Твою любовь вознаградит порою
Рассеянный, поспешный поцелуй.
Ты женщина! умей владеть собою,
Сомкни уста и душу ты закуй!
Сдержи порыв, уйми свои ты стоны,
Свою слезу учи не кануть с вежд!
Ты – женщина! живи без обороны,
Без прихоти, без воли, без надежд.
Рабов нужды, слепых сынов заботы
В свой тайный мир, в мир сердца не зови:
Их с каждым днем ждут новые работы,
Им время нет для счастья и любви.
Но ты храни священные химеры,
Но ты, в душе обманутой своей,
Умей сберечь завет нетленной веры
В тревоге их языческих страстей.
Не ведай ты бесплодной их свободы,
От дела их свое отсторони;
Пускай спешат, пускай шумят народы, –
Не спрашивай, о чем шумят они.
Иди, смирясь; иди опять к пустыне,
К свершению напрасного труда;
Иди опять к тому, что было ныне,
Что будет вновь и завтра, и всегда!
И у конца томительной дороги
Спроси, к чему так много тяжких дней,
Зачем творца веления так строги
И немочных зачем удел трудней!»
5
Около недели после прогулки в Останкино, в начале знойного дня, Вера Владимировна с дочерью кушала чай на своем балконе, в тени нескольких тощих, запыленных, сероватых дерев. Перед садиком блистала на солнце во всей своей яркости широкая белая дорога; ветер взвивал по ней мелкий песок; по обеим сторонам виднелись один за другим красивые столбики тротуара; напротив стоял точно такой же нарядный домик с балконом, цветником, деревцами и зеленой решеткой. По понятиям обеих дам, было еще очень рано, то есть около десяти часов, и они, завтракая, наслаждались тем, что представляли себе природой утром. Цецилия была бледнее и молчаливее обыкновенного; она бессознательно чувствовала в себе что-то непривычное и неудобное, с чем она не умела справиться. Ее душа была так обделана, ее понятия так перепутаны, ее способности так переобразованы и изувечены неутомимым воспитанием, что всякий жизненный вопрос затруднял и стращал ее. Материнские уроки и нравоучения были ей, в отношении жизни, точно так же полезны, как полезны, относительно к Шекспиру и Данте, бесконечные комментарии усердных ученых, которые прочитав, не поймешь уже и самого ясного и простого смысла в творении поэта. Ее нравственность и рассудок улучшили так же произвольно и тщательно, как улучшали бедные деревья в Версальских садах, бессовестно обстригивая их в колонны, вазы, шары, пирамиды, так что это представляло что угодно, только не дерево. Впрочем, матери вроде Веры Владимировны, вероятно, несколько понимают возможные последствия своей методы, потому что они все неимоверно спешат сбыть с рук усовершенствованных дочерей и возложить на другого опасную обязанность, тяготеющую на них.

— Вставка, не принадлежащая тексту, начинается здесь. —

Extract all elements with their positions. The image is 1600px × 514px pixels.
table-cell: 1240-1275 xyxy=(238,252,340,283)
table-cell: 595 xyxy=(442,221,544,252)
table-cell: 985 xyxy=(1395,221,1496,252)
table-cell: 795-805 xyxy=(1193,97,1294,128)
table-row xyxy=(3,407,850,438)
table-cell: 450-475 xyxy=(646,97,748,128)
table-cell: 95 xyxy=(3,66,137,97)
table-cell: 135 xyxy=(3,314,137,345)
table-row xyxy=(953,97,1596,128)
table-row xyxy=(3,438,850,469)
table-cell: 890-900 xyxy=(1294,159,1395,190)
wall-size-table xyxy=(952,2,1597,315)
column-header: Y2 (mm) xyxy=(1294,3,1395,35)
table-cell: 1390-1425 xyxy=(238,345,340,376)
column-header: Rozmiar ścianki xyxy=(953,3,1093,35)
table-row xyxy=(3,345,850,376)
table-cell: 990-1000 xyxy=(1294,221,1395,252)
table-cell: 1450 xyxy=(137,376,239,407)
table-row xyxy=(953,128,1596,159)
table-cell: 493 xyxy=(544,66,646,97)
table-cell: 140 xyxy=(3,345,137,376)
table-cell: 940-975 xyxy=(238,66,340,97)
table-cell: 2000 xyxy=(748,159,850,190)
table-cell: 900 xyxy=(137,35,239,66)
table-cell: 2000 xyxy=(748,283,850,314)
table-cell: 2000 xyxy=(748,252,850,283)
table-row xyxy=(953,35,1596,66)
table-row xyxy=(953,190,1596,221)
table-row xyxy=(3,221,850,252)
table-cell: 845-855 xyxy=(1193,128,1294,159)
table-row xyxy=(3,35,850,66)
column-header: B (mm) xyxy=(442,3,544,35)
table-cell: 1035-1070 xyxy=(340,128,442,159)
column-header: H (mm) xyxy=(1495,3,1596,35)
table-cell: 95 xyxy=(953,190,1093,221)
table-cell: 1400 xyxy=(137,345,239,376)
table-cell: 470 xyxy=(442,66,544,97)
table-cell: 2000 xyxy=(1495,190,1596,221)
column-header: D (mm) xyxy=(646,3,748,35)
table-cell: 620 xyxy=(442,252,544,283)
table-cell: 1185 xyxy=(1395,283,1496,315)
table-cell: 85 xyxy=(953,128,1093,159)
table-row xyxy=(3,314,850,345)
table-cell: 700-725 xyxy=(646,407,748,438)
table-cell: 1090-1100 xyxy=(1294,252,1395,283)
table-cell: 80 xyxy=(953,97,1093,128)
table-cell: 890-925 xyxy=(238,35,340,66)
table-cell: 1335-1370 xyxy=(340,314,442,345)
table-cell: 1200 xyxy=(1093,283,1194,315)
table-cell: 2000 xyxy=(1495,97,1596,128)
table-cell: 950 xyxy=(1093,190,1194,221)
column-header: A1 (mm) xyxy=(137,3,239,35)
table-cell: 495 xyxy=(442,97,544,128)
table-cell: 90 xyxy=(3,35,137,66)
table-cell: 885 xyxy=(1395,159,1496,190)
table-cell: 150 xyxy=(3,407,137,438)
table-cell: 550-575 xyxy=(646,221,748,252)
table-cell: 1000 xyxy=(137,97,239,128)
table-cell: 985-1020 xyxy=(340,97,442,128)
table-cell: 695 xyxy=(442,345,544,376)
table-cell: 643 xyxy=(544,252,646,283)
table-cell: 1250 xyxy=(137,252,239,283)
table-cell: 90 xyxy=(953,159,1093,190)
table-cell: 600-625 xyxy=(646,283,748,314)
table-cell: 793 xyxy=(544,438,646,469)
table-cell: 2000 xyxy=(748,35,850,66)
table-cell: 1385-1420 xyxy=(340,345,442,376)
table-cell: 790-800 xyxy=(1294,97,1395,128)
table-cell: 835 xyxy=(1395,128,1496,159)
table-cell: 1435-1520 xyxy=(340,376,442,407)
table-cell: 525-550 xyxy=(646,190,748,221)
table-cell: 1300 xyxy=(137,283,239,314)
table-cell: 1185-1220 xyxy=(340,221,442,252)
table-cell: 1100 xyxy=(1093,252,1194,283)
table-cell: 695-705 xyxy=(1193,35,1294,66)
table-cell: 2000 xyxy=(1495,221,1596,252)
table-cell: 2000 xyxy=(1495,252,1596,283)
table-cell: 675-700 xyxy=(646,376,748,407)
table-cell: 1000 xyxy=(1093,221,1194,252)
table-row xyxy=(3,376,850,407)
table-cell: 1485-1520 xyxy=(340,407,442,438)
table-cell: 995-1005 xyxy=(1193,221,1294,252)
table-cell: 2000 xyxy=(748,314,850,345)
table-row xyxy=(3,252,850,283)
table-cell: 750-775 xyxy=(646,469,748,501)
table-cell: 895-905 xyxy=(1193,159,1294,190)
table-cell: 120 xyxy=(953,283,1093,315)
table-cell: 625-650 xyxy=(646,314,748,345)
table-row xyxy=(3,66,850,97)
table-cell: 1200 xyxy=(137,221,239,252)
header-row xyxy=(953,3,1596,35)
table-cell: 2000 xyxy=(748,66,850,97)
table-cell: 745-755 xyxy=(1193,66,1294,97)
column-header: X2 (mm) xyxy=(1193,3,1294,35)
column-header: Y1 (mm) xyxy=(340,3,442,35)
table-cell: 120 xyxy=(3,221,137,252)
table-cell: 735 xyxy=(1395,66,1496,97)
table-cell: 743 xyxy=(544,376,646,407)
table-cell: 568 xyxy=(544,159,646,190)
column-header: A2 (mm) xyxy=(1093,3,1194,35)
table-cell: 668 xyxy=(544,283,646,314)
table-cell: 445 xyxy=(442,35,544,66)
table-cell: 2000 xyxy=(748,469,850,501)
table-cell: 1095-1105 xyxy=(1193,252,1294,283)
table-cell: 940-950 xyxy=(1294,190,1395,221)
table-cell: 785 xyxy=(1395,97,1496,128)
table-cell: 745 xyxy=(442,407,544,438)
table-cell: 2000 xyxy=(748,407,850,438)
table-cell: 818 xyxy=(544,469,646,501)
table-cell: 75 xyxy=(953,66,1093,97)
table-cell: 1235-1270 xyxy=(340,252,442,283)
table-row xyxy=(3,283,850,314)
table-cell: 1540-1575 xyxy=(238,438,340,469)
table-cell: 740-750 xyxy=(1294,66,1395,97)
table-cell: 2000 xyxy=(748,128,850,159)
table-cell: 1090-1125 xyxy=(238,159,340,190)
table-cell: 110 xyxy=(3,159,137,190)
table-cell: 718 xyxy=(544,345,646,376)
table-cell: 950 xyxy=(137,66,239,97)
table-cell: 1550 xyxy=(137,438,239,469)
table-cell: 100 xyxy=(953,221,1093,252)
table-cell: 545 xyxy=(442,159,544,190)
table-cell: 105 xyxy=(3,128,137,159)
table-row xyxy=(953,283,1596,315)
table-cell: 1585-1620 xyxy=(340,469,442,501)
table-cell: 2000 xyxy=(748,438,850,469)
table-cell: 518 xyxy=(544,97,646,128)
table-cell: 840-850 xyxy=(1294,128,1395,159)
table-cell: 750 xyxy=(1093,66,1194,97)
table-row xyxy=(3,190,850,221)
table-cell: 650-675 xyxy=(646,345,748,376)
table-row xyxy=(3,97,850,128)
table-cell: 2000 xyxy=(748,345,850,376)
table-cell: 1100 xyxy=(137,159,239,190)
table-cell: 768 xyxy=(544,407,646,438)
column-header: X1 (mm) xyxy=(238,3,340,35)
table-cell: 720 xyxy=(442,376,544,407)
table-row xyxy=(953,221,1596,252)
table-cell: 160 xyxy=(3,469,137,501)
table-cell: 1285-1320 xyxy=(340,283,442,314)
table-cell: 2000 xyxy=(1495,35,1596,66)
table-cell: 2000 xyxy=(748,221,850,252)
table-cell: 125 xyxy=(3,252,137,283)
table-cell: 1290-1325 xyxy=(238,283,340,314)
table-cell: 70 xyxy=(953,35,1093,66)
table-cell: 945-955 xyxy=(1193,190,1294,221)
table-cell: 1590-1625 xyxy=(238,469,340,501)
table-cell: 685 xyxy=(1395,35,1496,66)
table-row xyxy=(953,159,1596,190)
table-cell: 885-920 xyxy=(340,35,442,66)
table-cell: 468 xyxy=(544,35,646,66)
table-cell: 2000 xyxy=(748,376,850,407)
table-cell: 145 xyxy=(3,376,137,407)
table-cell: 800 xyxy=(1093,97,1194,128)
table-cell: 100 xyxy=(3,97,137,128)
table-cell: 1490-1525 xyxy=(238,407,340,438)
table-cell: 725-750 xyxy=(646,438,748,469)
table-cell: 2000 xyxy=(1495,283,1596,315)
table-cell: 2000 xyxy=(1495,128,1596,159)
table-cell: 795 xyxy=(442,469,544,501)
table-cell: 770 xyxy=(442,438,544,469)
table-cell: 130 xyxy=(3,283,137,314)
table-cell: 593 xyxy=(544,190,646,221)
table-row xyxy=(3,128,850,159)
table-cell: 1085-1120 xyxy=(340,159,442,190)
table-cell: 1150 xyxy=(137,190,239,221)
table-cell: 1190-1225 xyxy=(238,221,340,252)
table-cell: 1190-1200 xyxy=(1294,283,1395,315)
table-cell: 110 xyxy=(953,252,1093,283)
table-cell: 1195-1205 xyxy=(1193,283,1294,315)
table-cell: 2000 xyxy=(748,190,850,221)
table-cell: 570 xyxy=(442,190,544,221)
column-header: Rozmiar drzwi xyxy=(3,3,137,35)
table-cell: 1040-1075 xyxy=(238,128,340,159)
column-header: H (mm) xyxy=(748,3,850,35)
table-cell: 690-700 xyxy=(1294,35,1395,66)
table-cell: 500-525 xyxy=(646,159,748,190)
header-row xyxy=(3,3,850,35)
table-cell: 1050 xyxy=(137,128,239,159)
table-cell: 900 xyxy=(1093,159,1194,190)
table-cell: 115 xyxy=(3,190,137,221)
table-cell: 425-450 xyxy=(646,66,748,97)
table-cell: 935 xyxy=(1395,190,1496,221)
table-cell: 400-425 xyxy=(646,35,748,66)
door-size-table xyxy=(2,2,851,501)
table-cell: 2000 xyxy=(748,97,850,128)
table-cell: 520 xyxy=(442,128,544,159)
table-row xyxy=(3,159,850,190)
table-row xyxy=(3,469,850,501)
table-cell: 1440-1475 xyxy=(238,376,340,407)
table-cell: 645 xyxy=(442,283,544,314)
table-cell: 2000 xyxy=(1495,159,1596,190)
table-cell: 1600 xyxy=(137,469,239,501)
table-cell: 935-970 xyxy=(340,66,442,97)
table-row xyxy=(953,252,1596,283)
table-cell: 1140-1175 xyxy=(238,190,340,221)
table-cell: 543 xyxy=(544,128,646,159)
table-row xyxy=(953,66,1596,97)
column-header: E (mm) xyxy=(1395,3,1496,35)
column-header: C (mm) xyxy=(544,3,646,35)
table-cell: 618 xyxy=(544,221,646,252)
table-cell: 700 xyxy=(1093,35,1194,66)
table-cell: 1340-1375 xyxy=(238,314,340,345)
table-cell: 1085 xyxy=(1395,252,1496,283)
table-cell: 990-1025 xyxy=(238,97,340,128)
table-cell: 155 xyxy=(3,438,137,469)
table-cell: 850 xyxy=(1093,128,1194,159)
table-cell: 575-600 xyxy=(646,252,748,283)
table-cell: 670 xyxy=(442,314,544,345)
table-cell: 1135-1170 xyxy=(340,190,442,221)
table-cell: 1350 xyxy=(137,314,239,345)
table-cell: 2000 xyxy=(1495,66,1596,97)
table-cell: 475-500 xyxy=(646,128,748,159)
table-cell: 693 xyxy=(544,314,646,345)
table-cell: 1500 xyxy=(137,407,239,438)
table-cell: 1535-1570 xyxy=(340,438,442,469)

По звонкому шоссе прогремел перед домом быстрый экипаж и остановился у подъезда.
– Наталья Афанасьевна, – сказала Цецилия, взглянув; и Наталья Афанасьевна вошла с Надеждой Ивановной.
– Bon jour, chère![53] вы меня не ожидали так рано; но я боюсь жара; ведь мне надо проехать весь парк, чтобы вас увидеть. Я встала нынче по-деревенскому, et me voilà[54]. Что же вы делаете?